Souvent, au milieu des brumes de l’hiver, lorsque le Causse se couvre d’un blanc frimas, que les noires faucilles des corbeaux tournoient dans le ciel vide, que les collines à l’horizon dressent leurs tremblantes silhouettes, tu t’évades hors de ton cadre familier qui, pourtant, t’est si cher. Tu t’évades d’une contrée, mais nullement hors de toi. Bien au contraire, tu y plonges avec délectation. Pourquoi ? Mais parce que ton évasion te ramène, grâce à ton imaginaire, au lieu même de tes affinités, en cet endroit qui n’a nul correspondant sur terre, en un site que tu habites comme il t’habite à son tour. De toi à lui, c’est une seule et même onde qui se déploie. C’est le sans-distance qui te prend ici et te situe là-bas, au-delà des belles roches sauvages des Albères, dans ce village blanc, ce village aux mille et un prodiges.

Le jour lointain où tu le découvris, ouvrit en toi le tremplin d’une réelle addiction. Dès lors, demeurer éloigné de Cadaqués-la-belle, de Cadaqués-la-fascinante n’était pas seulement une épreuve mais une quasi-impossibilité. Il fallait, qu’à intervalles réguliers, tes pas puissent te diriger vers son enclave. Oui, son enclave, son insularité, si vous préférez. Du point de vue de la topologie, Cadaqués est un cul-de-sac, parfois une impasse dont il faut partir à reculons à la saison fanatique du tourisme où les grappes de voitures s’échelonnent depuis les montagnes jusqu’à la baie, flot ininterrompu de curieux qui mettent à mal le calme, la beauté du lieu. Il faut y venir lors des feux déclinants de l’automne, dès que la lumière baisse, répand sa poudre d’or sur les façades chaulées, elles prennent la teinte sublime d’un corail, celui-là même qui tapisse la chair des nacres que leurs valves protègent des assauts meurtriers des vagues. Parfois, des vagues scélérates aux touristes pressés de tout voir, il n’y a guère que l’espace d’un cheveu !
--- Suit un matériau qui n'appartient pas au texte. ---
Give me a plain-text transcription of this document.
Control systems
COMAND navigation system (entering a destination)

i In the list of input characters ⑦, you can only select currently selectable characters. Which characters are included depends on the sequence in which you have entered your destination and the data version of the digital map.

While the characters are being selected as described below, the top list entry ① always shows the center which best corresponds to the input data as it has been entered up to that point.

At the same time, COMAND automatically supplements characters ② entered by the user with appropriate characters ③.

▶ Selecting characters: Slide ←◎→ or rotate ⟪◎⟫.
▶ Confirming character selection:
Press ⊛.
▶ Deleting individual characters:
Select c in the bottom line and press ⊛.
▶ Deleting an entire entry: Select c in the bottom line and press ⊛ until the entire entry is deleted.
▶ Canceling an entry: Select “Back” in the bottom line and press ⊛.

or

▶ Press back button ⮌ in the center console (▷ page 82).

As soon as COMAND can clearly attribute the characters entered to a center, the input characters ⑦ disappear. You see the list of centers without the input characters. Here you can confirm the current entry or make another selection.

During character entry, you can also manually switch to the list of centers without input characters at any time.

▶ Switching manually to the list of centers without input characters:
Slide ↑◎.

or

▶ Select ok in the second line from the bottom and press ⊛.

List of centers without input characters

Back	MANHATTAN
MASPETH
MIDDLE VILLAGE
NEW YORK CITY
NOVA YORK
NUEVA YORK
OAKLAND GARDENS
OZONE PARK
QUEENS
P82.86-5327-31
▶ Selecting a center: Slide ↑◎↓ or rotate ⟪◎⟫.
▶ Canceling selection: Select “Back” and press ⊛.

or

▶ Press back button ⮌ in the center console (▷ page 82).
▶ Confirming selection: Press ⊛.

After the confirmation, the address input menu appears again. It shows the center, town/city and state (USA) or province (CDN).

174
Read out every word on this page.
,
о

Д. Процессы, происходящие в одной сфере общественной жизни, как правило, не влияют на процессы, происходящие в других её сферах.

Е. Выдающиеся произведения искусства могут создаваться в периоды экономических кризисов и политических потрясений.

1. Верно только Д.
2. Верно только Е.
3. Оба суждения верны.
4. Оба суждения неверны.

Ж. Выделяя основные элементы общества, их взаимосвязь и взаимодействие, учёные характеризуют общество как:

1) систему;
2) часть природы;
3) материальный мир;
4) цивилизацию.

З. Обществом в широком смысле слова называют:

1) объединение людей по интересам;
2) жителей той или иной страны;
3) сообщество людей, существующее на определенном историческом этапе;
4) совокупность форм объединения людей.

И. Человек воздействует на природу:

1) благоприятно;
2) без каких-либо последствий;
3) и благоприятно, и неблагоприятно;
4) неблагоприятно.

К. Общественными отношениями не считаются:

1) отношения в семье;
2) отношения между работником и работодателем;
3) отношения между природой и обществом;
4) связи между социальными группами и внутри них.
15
Donc Cadaqués, déjà ses trois syllabes qui claquent telle une toile au vent, sa consonance catalane, son air de dépaysement sont le signe d’un bonheur que confirment ses ruelles étroites, tortueuses, tracées pour s’abriter du vent, pour éviter que les bourrasques venues de la mer ne viennent altérer la sérénité du village, son image de refuge. Refuge pour les amoureux de beauté, pour les chercheurs de silence, pour ceux qui préfèrent au luxe surfait des villes de villégiature, la vérité simple et inentamable de ce qui se donne dans la pure évidence d’être. Cadaqués, parfois à défaut d’y être physiquement, tu la rendis présente au travers d’un léger décalage du réel, la nommant dans ton travail d’écriture, ‘Caldeya’ ou bien ‘Calentia’, simples appellations mythiques car rien n’est plus exactement addictif que cette légende, cette fable qui prennent sens dans l’imaginaire de celui qui en bâtit la forme souple, infiniment recommencée, ductile, fluctuante au caprice d’un état d’âme, ondoyante selon les flux et reflux de la création. Mais que cherchaient donc les dadas, surréalistes, opiomanes et autres mescalinophiles, sinon la rubescence d’une passion à offrir à leurs humeurs changeantes ? Sinon à faire venir les lianes d’une folie passagère qui les distrairait d’un réel souvent obtus, scellé à sa propre mutité ? Sinon ce libre poème à déposer au site de leur sensibilité exacerbée, au seuil de leur inclination à trouver dans la richesse des synesthésies la mouvance qu’ils attendaient du monde onirique dont ils privilégiaient la forme infiniment variable, infiniment gratifiante ? Oui, Calentia-Caldeya t’offrit tout ceci : une présence inestimable alors qu’une longue absence demeurait tapie, loin là-bas, derrière la muraille des Albères.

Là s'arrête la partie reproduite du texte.